Lowering CG does come with an MOI tradeoff, however, especially in the longer irons.

“The MOI-launch condition tradeoff isn’t an all-or-nothing proposition,” says Pergande. “If you improve launch conditions, even if you hit it slightly off-center, you’ll get greater distance because you’ve reduced spin and because of the launch condition you’ve achieved.”

Pergande says the MOI drop-off for the Wilson D9 irons is pretty minor and is more than offset by the size of the head and the low CG.

Make no mistake, the Wilson D9 irons are among the strongest-lofted game improvement irons on the market. That, plus inherent low spin, makes the low CG/high-launch characteristics kind of important if you have any hope of holding a green.

“We want to hit the ball as high as we can so it’s coming down as steeply as possible,” says Pergande. “That way, the ball isn’t getting away from the player.

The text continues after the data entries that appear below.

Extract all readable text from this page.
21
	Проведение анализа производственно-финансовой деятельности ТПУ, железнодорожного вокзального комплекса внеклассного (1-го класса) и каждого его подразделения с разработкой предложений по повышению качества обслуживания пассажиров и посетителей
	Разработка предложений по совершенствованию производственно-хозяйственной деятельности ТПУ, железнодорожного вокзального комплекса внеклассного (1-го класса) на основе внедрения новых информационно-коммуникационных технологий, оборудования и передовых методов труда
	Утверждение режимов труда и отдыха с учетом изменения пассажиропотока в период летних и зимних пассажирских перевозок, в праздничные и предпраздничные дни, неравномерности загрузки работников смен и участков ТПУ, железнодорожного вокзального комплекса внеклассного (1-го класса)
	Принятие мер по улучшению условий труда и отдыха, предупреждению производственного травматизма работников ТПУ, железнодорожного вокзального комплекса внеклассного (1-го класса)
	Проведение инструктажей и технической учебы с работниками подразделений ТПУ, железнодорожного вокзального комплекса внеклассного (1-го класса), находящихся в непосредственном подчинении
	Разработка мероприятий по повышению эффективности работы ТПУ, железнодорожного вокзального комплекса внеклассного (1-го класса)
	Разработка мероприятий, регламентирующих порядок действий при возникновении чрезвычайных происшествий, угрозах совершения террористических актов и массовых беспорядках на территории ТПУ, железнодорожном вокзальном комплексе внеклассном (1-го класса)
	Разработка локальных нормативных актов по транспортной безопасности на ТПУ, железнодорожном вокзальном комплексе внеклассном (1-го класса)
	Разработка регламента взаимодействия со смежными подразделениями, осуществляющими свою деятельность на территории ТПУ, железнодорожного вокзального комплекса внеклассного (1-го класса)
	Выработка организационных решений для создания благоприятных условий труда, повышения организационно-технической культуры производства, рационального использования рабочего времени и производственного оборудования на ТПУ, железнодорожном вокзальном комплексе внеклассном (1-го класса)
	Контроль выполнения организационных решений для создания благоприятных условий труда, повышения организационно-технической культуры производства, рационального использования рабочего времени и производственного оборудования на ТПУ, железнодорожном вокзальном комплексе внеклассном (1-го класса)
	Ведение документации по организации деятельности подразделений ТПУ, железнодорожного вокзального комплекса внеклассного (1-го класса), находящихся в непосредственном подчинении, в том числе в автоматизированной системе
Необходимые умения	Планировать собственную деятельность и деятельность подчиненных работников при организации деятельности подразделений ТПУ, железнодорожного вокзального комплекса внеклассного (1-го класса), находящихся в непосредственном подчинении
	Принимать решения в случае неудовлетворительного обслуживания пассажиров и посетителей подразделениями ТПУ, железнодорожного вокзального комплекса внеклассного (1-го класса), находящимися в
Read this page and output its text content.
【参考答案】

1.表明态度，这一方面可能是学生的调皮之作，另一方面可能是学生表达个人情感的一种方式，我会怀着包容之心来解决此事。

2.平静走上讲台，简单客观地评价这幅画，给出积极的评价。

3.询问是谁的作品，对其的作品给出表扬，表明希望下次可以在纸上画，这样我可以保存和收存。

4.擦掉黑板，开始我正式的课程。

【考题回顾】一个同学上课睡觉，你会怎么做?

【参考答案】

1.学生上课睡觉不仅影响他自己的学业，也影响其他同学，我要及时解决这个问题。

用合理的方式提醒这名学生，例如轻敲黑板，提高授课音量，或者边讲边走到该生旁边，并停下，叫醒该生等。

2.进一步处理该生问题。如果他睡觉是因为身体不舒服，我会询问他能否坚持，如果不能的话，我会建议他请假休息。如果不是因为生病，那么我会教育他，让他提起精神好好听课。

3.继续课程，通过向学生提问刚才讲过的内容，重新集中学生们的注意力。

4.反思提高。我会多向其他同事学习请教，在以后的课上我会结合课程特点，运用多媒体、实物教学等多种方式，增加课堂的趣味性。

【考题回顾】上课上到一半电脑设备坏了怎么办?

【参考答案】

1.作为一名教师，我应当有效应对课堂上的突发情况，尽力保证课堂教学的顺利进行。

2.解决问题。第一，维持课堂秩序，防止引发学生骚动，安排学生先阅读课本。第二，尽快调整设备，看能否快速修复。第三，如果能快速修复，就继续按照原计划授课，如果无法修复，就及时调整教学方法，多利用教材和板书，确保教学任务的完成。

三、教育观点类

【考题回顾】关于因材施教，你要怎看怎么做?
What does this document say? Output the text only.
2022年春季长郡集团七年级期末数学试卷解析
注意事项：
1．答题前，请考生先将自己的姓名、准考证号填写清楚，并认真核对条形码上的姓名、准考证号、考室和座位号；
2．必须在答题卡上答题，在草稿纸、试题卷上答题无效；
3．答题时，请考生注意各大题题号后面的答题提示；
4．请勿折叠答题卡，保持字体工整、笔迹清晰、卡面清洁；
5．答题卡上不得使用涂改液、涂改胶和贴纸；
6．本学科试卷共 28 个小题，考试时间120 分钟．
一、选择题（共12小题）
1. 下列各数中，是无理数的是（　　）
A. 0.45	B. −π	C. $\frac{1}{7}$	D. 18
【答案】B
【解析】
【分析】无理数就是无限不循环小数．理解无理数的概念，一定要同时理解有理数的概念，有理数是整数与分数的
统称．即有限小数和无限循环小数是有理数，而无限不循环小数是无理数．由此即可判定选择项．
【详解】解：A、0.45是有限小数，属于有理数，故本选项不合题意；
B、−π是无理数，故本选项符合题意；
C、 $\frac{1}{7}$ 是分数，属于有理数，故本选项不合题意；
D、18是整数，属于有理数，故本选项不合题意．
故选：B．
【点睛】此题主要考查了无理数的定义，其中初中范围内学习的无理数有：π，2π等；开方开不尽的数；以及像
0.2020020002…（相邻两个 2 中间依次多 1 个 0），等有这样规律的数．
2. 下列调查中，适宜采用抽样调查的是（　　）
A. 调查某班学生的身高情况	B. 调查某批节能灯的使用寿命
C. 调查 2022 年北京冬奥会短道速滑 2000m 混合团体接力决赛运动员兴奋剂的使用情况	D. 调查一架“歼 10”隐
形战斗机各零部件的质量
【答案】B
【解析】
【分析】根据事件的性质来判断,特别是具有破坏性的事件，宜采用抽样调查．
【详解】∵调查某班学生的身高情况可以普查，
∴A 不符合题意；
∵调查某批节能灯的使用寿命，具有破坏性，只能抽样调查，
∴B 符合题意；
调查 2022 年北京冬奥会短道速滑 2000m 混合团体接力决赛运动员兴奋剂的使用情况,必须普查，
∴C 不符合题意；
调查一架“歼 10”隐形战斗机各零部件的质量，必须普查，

It’s hitting the green and staying there.”

General wisdom says anything over a 40-degree descent angle with a 7-iron is enough to hold most greens this side of Augusta National. Pergande says the descent angle with D9’s 7-iron is in the mid-40s while the 5-iron descent angle is right around 40 degrees.

Specs, Price and Availability

The Wilson Staff D9 irons are designed for distance with a 27-degree 7-iron. If you’re a card-carrying member of the Loft Police, feel free to go apoplectic. The standard 7-piece set starts with a 21-degree 5-iron and ends with a 47-degree gap wedge.

An 18-degree 4-iron and a 53-degree sand wedge are optional and available only through Wilson’s Custom Order department.

The standard steel shaft is the new KBS Max Ultralite which is not yet listed on the KBS website. We can only presume it’s a lighter version of the MAX which KBS touts as a high-launch, high-spin shaft. The stock graphite shaft is the Tensei AV Silver which Mitsubishi describes as mid-launch/mid-spin.

The stock grip is the Lamkin Crossline Genesis.

The Wilson Staff D9 irons will be available in both left- and right-handed models. If you’re also apoplectic over pricing, the D9 might just make you smile a little. The 7-piece steel set will retail for $649 while the graphite set will sell for $749.99.

Wilson is also offering D9 in a women’s model. The 7-piece set (6-iron through gap wedge) features the Aldila Quaranta graphite shaft as stock along with the Wilson Staff Women’s Performance grip. It will sell for $749.99.

They’ll be available at retail and on Wilson’s website on Jan. 26.